Kazimierz Sokołowski

Personal information
- Full name: Kazimierz Stanisław Sokołowski
- Date of birth: 11 February 1963 (age 63)
- Place of birth: Szczecin, Poland
- Height: 1.82 m (6 ft 0 in)
- Position: Defender

Team information
- Current team: Kongsvinger (player developer)

Senior career*
- Years: Team / Apps / (Gls)
- 1980–1990: Pogoń Szczecin / 218 / (26)
- 1990–1991: LASK / 28 / (3)
- 1992–1994: Tromsø / 36 / (3)
- 1995–1997: Asker SK

International career
- Poland U18
- Poland U20
- Poland U21
- 1985–1986: Poland / 2 / (0)

Managerial career
- 1995–2001: Asker
- 2002: Asker women
- 2004: Asker women (assistant)
- 2004: Lyn (player developer)
- 2005: Lyn (caretaker)
- 2005: Lyn (junior coach)
- 2006–2008: Sandefjord (assistant)
- 2008: Sandefjord (caretaker)
- 2009–2012: Vålerenga (developer/assistant)
- 2013: Brann (assistant)
- 2014–2015: Legia Warsaw (assistant)
- 2016–2017: Videoton (assistant)
- 2017–2018: Kongsvinger (assistant)
- 2018: Kongsvinger
- 2018–2019: Stabæk (assistant)
- 2019–2022: Omonia (assistant)
- 2022–2023: Pafos (assistant)
- 2023–2024: AIK (assistant)
- 2025–: Kongsvinger (player developer)

Medal record
Men's football
Representing Poland
UEFA European Under-18 Championship
| Runner-up | 1981 West Germany |  |

= Kazimierz Sokołowski (footballer) =

Polish footballer

Kazimierz "Kaz" Sokołowski (born 11 February 1963) is a Polish professional football manager and former player who is the current head of player development of Kongsvinger.

==Playing career==
He was a squad member for the 1980 UEFA European Under-18 Championship and the 1981 FIFA World Youth Championship. He was later capped twice for Poland and upon transferring to Tromsø IL ahead of the 1992 season, he emigrated to Norway. With Sokołowski settling in Asker, his son Tomasz Sokolowski was capped for Norway.

==Managerial career==
As a head coach Sokołowski led Asker to promotion to the 1996 3. divisjon and the 1999 2. divisjon, and lost promotion to the 2000 1. divisjon only in extra time on the last matchday.

Asker's women's team played in the first tier, and Sokołowski was co-head coach with Eli Landsem in 2002. He returned in 2004 as assistant coach under Tomi Markovski. Both also worked at the Norwegian School of Elite Sport (NTG). In mid-2004, Sokołowski also became player developer in another of NTG's cooperation clubs, Lyn.

In January 2005, Sokołowski became caretaker manager of Lyn, after Lyn's then-manager Espen Olafsen was struck by the 2004 Thailand tsunami, surviving himself but losing family members. In April 2005, Henning Berg was hired as Lyn manager, and Sokołowski left Lyn since his son Tomasz was a squad member. However, Sokołowski would later work as Henning Berg's assistant in several clubs.

After rounding off 2005 in the coaching staff of Lyn's junior team, who became runners-up in the Norwegian U-20 Cup, he became Sandefjord's assistant under Tor Thodesen ahead of the 2006 season.

Thodesen was sacked in May 2008. After being caretaker manager for a couple of weeks, Sokołowski continued as Sandefjord's assistant until joining Vålerenga as player developer ahead of the 2009 season. After suffering a tumor on the adrenal gland, he was hospitalized for an extended time, but returned to work in January 2010 and was especially credited with the development of striker Mohammed Abdellaoue. In the summer of 2013, Sokołowski was tempted to sign for SK Brann as assistant, where his son Tomasz played.

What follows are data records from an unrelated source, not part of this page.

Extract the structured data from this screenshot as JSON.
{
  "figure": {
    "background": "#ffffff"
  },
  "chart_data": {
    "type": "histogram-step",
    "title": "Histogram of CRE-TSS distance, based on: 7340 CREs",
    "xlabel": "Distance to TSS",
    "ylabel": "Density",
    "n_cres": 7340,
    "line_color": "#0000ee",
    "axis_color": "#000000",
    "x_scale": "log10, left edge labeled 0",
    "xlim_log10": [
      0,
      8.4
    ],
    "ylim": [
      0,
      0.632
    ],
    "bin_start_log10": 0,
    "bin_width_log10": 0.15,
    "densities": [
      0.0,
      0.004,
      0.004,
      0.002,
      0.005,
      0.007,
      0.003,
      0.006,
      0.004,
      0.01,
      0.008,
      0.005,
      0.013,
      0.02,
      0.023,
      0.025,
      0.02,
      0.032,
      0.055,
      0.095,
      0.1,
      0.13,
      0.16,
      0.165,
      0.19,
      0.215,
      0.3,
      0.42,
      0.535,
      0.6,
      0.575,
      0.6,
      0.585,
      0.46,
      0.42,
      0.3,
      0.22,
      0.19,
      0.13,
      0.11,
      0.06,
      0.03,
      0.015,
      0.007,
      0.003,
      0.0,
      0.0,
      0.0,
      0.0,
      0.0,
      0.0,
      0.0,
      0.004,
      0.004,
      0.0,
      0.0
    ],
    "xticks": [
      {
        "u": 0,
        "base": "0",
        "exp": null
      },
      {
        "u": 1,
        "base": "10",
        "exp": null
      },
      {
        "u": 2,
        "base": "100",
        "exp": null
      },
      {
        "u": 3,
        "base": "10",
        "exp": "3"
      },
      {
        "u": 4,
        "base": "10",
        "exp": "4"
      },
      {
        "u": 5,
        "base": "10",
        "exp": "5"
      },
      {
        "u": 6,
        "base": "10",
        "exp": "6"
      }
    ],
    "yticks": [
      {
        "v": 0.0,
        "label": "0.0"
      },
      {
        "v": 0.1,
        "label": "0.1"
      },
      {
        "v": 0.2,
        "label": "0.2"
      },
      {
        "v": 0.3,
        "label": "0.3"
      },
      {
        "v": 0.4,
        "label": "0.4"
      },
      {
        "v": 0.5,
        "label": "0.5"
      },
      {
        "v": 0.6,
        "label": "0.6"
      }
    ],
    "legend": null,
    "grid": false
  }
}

In 2014, Sokołowski started a lengthy tenure as the assistant manager for Henning Berg, first in Legia Warsaw, where the entire Norwegian coaching team was sacked in October 2015, then successively in Videoton, Stabæk, Omonia, Pafos and AIK. In between Videoton and Stabæk, Sokołowski also had a spell in Kongsvinger without Berg. After Henning Berg resigned from AIK in June 2024, Sokołowski continued as assistant under caretaker manager Henok Goitom. Ahead of the 2025 season, however, Sokolowski was announced as the new head of player development in Kongsvinger IL. Expressen conveyed that the move happened for family reasons.